Maybe now is not the best time to insult him. He could take that box away just as easily.
‘So, all I have to do to get your stuff is cause you grievous bodily harm and then stick a plaster on it? That’s good to know. Stay there while I go and sharpen my knives.’
It makes him laugh and I use the opportunity to spread the little spatula of second skin across the snake bite. It must sting because his laugh is abruptly cut off and his hand is still shaking. I don’t say anything about it, but I don’t let go of his wrist while we stand there waiting for it to dry either.
‘Are you okay?’ He knocks his shoulder against mine gently.
‘You’ve been bitten by a poisonous snake and you’re asking if I’m okay?’
‘It wasn’t poisonous.’
‘How do you know that for sure? Are you an expert at recognising snakes?’
‘Firstly, can you smell how bad my hands stink? That’s a grass snake defence mechanism. And secondly, I grew up in a house with a woodburning fire. My father kept piles of logs in a shelter outside. It was always me who went out to get them, and I disturbed many a grass snake hibernating over winter in among them.

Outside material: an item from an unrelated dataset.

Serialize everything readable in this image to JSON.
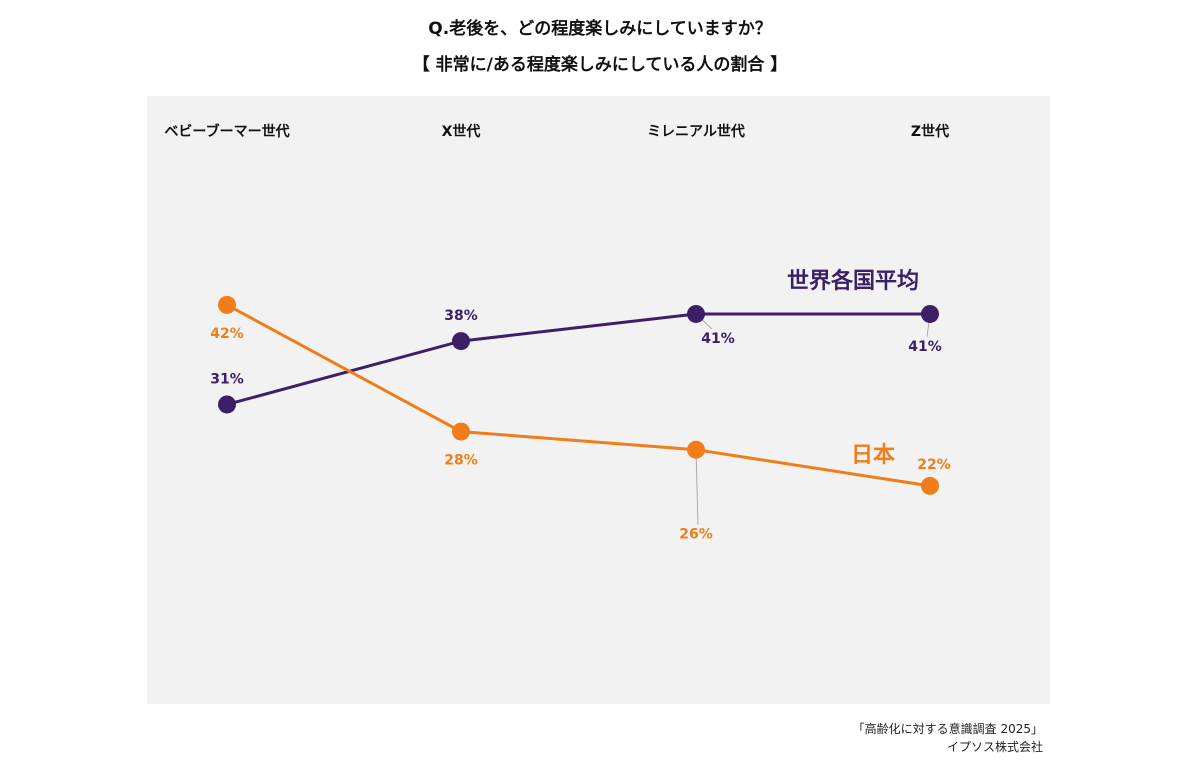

Trust me, that was a grass snake.’
‘Hmm.’ All snakes look the same to me. Poisonous and creepy.
‘What do you care if it wasn’t, anyway? If I’m dead by morning, I have no family that my inheritance would pass on to, so the château would revert back to you alone.’
‘I care because if you were going to die, a snake bite wouldn’t be nearly slow and painful enough.’ I look up at him and grin, knowing that we both know I don’t mean it.
He laughs. ‘See? That’s the Wendy I’ve come to expect.’
I suddenly feel unsure of that being a good thing. I don’t know if he’s joking or not, but it suddenly feels like a very bad thing if he isn’t.
He knocks his
shoulder against mine again. ‘So, are you okay?’
‘Why do you keep asking me that? I’m not the one who got bitten.’
‘No, but you’re really scared of snakes. I could see that. I don’t get it but that doesn’t make it any less real to you. It must have been pretty traumatic.’
‘Not as traumatic as seeing you naked the other day,’ I snap, but inside I think that’s actually quite sweet. I don’t feel like he’s trying to belittle me for being scared of something he’s not scared of, but that he genuinely understands the definition of a phobia.
He doesn’t say anything, and I feel horrible for being nasty again. He’s been bitten by a snake to save me and I can’t even answer one question without being a sarcastic cow. ‘I’m fine,’ I say quietly. ‘This is dry. Sit down and let me bandage you up.’
He lets me push him back into a chair and my fingertips linger on his shoulders for too long, unable to drag my eyes away from a patch of freckles there, something I have no doubt he considers an imperfection, but to me they make his back look even sexier.
I sit opposite him and pull his hand over so I can press a wound pad across the bite and wrap a bandage around it, crisscrossing over his thumb and sticking it to itself. ‘There, all done.’
He looks at the covered wound for a moment before he says anything. ‘Okay. Er, thanks, I didn’t expect… I mean, you didn’t have to…’
He goes to get up but I stop him. ‘Have you eaten today?’
‘I’m fi—’
‘Don’t tell me you’re fine. You’ve lost a lot of blood and you’ve gone pale, and it’s not just the lighting. Sit down because I’m not letting you out of this kitchen until you’ve had a cup of tea and something to eat.’
‘Okay, Bossy,’ he says with both eyebrows raised.
Even so, amazingly, he sits back down. Him obeying me surprises me so much that I’m unprepared, and I’m suddenly rushing around the kitchen, tidying up the first aid bits and refilling the kettle. ‘How do you like your tea?’
‘Strong, one sugar.’ He pauses for a minute. ‘How do you like yours? Just in case I ever have a lobotomy and make you one.’